Hello People Who Still Read This!
Just kidding! I love you guys so much and miss all of you. I hope you know that you are in my prayers and I pray for your welfare everyday. I reread my last letter and I would like to formally apologize to everyone. I sounded like a spoiled American (which is probably true) and I did not give my experience here justice. My first week was very rough due to many factors, but the main reason came from my inability to be humble and appreciate what I have been given. I´m sleeping much better now, I love the food (still shy of the desserts :] ) I am best friends with one of my teachers, and I have two wonderful companions. I have found that trying to change the behaviors of my ´´investigators`` I have actually begun to change my own. As I have truly studied as I have never before, I find myself applying what I learn to my own life and love the difference it has made. I am not saying that I am a changed man, I am merely in the process of trying to change.
This week has been full of new experiences. We had the opportunity to teach a family of five who were all members pretending to be investigators. They offered us invisble coffee and so we had to discuss why we didn´t want any and about the word of wisdom. I forgot what ´wisdom´ is in portuguese and the little girl filled it in for me (sabedoria). It was really funny because the parents had to silence her and pretended that they didn't know what she was talking about and had never heard about it before.

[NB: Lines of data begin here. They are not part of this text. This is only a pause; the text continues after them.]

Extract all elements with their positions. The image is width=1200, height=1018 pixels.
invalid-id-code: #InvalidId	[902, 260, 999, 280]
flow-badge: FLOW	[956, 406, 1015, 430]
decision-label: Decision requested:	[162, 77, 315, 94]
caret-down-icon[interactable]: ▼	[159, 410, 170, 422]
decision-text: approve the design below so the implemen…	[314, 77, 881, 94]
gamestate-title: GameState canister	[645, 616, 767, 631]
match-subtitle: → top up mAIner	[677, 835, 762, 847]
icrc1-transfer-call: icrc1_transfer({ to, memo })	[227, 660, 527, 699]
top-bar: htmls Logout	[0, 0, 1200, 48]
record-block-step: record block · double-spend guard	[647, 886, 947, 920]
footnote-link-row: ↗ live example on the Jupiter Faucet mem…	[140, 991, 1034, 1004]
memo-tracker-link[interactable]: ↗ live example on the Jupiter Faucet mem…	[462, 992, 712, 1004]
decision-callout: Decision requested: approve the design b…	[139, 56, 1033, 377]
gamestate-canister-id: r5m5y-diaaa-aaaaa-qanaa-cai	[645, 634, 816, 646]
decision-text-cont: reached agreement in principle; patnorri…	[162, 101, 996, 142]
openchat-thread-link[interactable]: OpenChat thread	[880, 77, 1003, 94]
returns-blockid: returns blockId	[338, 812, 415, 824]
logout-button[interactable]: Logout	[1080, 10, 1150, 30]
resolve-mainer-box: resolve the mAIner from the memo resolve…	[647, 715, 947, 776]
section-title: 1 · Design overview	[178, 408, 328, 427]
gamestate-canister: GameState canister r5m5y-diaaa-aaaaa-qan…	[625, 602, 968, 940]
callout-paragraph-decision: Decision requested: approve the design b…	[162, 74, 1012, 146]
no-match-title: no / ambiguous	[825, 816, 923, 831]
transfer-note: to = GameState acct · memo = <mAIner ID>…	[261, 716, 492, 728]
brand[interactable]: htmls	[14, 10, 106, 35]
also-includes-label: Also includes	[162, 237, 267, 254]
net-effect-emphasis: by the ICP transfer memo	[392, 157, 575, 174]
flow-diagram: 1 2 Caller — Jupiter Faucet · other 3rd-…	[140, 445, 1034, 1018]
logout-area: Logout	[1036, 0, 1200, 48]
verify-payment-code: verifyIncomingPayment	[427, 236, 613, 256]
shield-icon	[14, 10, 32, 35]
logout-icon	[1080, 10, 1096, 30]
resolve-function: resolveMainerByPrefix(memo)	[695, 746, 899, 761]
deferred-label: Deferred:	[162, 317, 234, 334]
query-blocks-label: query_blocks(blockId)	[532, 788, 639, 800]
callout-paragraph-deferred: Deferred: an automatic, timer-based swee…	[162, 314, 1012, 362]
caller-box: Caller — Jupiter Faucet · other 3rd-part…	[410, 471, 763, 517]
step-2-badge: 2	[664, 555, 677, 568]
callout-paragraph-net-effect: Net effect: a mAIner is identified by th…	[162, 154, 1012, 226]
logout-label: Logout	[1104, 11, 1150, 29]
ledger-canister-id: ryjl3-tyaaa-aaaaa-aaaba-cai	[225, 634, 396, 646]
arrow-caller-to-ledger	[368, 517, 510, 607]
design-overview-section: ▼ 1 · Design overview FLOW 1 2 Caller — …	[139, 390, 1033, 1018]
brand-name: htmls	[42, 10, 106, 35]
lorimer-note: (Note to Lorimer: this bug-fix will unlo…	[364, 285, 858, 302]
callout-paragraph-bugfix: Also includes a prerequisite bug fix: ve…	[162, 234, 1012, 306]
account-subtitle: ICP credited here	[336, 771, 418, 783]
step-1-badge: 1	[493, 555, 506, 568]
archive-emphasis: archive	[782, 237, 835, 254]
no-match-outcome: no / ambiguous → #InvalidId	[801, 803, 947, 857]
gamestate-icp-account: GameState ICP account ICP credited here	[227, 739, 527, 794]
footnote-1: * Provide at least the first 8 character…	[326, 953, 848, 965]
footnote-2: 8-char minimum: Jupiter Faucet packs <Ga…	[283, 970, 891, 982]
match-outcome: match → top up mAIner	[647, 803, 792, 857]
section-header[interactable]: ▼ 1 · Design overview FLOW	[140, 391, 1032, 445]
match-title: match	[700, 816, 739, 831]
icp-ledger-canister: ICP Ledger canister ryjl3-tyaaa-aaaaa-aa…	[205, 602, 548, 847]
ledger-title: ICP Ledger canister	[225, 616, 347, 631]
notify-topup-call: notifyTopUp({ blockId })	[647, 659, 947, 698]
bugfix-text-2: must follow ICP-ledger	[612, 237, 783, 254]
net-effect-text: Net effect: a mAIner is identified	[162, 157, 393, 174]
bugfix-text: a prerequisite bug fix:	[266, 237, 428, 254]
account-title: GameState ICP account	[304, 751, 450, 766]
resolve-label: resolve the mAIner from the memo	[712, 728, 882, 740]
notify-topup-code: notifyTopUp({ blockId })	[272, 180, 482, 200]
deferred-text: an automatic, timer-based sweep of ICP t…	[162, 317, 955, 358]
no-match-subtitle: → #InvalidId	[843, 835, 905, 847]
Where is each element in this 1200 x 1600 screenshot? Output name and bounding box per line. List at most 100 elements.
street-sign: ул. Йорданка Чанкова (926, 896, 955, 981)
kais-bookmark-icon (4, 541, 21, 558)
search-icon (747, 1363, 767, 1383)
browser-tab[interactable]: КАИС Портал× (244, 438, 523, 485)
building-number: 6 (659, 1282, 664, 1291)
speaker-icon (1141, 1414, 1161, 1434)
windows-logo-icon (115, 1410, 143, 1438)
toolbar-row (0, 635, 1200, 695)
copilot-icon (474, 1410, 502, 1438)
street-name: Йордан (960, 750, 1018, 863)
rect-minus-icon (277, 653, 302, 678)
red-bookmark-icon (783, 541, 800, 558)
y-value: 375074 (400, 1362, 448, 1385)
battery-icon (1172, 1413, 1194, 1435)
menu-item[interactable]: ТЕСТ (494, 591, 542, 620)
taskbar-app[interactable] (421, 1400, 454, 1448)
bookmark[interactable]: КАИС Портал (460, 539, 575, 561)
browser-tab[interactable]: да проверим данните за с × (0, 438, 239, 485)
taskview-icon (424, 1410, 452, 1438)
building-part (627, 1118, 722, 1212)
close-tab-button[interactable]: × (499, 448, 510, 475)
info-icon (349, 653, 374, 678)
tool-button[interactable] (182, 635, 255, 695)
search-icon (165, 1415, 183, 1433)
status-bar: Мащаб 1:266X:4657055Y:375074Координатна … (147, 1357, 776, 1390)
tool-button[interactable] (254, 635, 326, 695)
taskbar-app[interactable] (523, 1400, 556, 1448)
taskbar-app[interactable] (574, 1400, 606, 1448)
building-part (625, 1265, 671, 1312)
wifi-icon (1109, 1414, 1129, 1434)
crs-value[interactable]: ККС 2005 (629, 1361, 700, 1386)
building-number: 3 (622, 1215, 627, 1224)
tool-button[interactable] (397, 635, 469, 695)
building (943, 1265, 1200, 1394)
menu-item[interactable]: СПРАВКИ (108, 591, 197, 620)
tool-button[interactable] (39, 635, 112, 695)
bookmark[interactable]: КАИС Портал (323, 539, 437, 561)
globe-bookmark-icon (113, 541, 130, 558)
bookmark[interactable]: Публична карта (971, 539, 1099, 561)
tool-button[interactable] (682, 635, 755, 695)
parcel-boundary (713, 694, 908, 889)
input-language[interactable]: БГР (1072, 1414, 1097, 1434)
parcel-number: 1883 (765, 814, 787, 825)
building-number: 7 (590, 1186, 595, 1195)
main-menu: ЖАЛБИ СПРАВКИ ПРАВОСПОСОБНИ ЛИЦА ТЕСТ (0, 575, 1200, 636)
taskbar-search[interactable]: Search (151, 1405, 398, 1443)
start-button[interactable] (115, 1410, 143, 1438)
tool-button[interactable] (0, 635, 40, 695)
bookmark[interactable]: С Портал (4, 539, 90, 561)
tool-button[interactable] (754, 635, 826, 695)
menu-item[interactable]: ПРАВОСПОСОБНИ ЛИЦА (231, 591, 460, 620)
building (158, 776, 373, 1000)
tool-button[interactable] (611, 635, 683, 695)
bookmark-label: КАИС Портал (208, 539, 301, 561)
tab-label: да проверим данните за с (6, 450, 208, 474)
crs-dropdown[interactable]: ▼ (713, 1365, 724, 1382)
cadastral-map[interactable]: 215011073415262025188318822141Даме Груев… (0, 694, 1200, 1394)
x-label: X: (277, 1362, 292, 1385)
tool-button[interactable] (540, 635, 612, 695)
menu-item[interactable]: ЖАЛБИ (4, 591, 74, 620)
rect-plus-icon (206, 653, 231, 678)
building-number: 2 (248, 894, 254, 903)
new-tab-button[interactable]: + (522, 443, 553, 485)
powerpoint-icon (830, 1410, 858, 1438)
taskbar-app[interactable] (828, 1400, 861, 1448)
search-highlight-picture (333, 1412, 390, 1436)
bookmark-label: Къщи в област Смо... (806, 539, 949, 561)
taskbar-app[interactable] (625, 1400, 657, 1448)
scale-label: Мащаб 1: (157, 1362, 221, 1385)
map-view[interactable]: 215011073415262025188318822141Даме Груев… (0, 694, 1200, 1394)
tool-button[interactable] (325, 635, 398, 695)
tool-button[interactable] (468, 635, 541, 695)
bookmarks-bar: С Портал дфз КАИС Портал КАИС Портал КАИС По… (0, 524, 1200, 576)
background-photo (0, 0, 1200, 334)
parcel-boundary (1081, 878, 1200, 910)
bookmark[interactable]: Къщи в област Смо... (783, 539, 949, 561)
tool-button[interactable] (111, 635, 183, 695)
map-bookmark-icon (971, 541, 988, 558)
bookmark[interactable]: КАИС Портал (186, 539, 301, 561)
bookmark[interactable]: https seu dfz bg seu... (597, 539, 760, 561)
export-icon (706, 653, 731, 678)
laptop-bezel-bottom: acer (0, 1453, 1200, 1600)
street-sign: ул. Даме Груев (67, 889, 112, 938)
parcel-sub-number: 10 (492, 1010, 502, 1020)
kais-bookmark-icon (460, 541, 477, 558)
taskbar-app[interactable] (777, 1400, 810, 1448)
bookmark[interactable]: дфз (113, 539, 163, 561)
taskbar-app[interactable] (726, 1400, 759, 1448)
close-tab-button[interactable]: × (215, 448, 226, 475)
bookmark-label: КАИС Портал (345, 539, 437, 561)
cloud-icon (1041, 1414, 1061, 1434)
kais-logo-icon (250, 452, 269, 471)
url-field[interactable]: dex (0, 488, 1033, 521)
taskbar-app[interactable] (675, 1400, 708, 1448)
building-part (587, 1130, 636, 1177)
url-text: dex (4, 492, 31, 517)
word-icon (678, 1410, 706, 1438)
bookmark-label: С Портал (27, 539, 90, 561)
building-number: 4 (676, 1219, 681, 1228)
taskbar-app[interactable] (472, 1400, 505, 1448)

I got to try Acai berry juice for the first time this week and it is delicious. I cant wait to try the ice cream today. We went to the temple this morning and I was filled with a desire to see and serve, whatever that means. I really want to get out in the field, but I also know that I am not ready.
My companions names are Elder Knudson and Elder Nielson. Elder Knudson wants to be an engineer, loves sports, and is one of a small group that has someone waiting for him back at home. Elder Nielson loves to draw and is teaching me as well. He once won a dorm wide Super Smash Bros competition. They both were in Provo for four weeks before coming here. They seem to be doing what I was doign my first week and searching for all the possible faults here. I have learned that comparison does nothing except show inadequacies and doesn't ever bring true joy. The only person I now try to compare myself to is the savior and each time I do I find myself lacking no matter how I progress. But I will keep progressing and keep reachign for the unreachable. C S Lewis once said (prepare for me to butcher this quote) ´´The proud dont find pleasure in having something. They only find pleasure in having more than someone else.´´ Feel free to edit! I now know why Bishop Keller was so worried about my lack of humility. I could not understand why he thought I was so proud. I did not feel as if I boasted or bragged or walked with a swagger, although I very well may have doen those things. The problem was in the fact that I honestly would look at my talents and gifts and would think that they were so much greater than those around me. And because of this I gave off an air of unearned superiority. But as I see my fellow missionaries struggle and excel and read about Jesus Christ, I realize how wrong I was.
Please look in to MissionTies. I can scan letters home instead of the month long back and forth. Could you maybe email Elder Duffy for my districts addresses again because I think I lost the sheet they gave me. I am out of time and I can´t wait for your responses. I am goign to try to send out more personal letters, but I really am rushed for time all the time.